🤖 AI Summary
This paper addresses the challenge of estimating heterogeneous dose–response curves (HDRCs) under long-term continuous treatment, where existing methods rely on strong assumptions—such as no unmeasured confounding and binary treatment—that hinder personalized decision-making. We propose an optimal transport-based weighting framework for data alignment, the first to incorporate optimal transport into long-term causal inference; it mitigates bias from unmeasured confounding via reweighting. We derive a generalization bound for counterfactual prediction under the reweighted distribution and jointly model continuous dosing and individual-level heterogeneous treatment effects. On synthetic and semi-synthetic benchmarks, our HDRC estimator reduces estimation error by over 30% compared to state-of-the-art methods, demonstrating both the tightness of our theoretical bound and the robustness of the estimator.
📝 Abstract
Long-term treatment effect estimation is a significant but challenging problem in many applications. Existing methods rely on ideal assumptions, such as no unobserved confounders or binary treatment, to estimate long-term average treatment effects. However, in numerous real-world applications, these assumptions could be violated, and average treatment effects are insufficient for personalized decision-making. In this paper, we address a more general problem of estimating long-term Heterogeneous Dose-Response Curve (HDRC) while accounting for unobserved confounders and continuous treatment.

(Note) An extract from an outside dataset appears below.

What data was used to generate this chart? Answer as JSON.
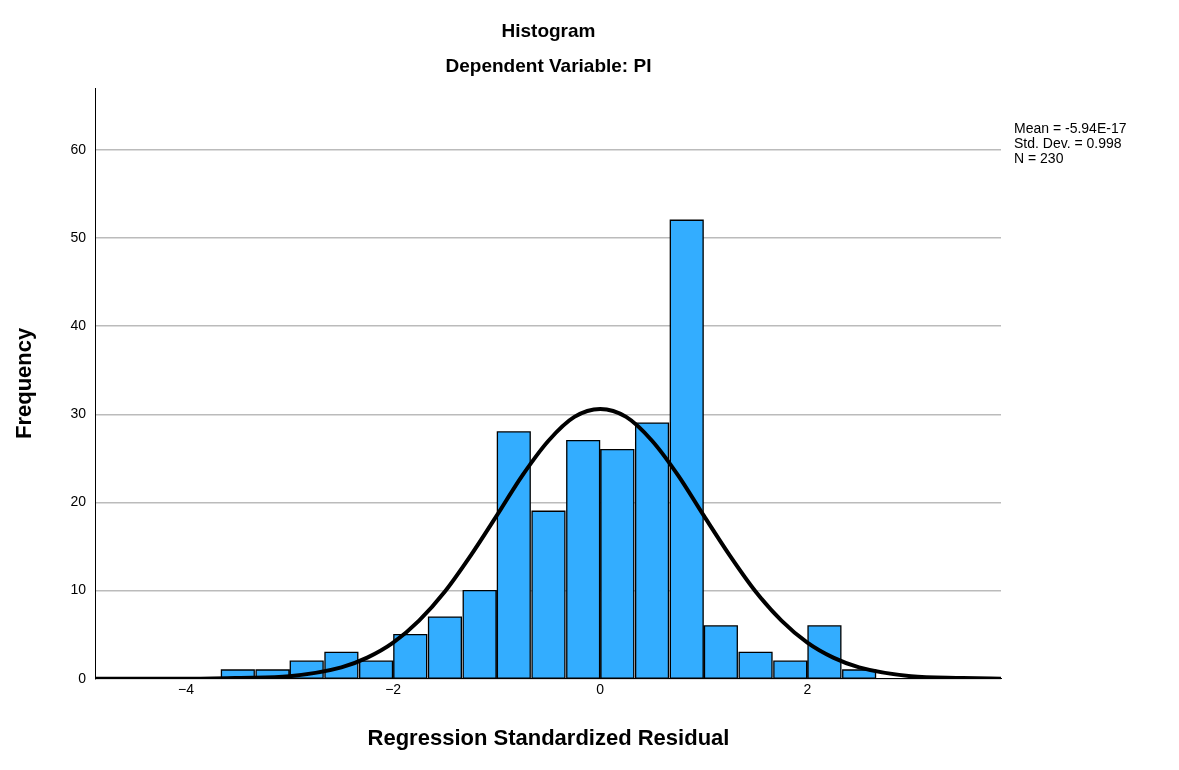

Specifically, to remove the unobserved confounders in the long-term observational data, we introduce an optimal transport weighting framework to align the long-term observational data to an auxiliary short-term experimental data. Furthermore, to accurately predict the heterogeneous effects of continuous treatment, we establish a generalization bound on counterfactual prediction error by leveraging the reweighted distribution induced by optimal transport. Finally, we develop a long-term HDRC estimator building upon the above theoretical foundations. Extensive experiments on synthetic and semi-synthetic datasets demonstrate the effectiveness of our approach.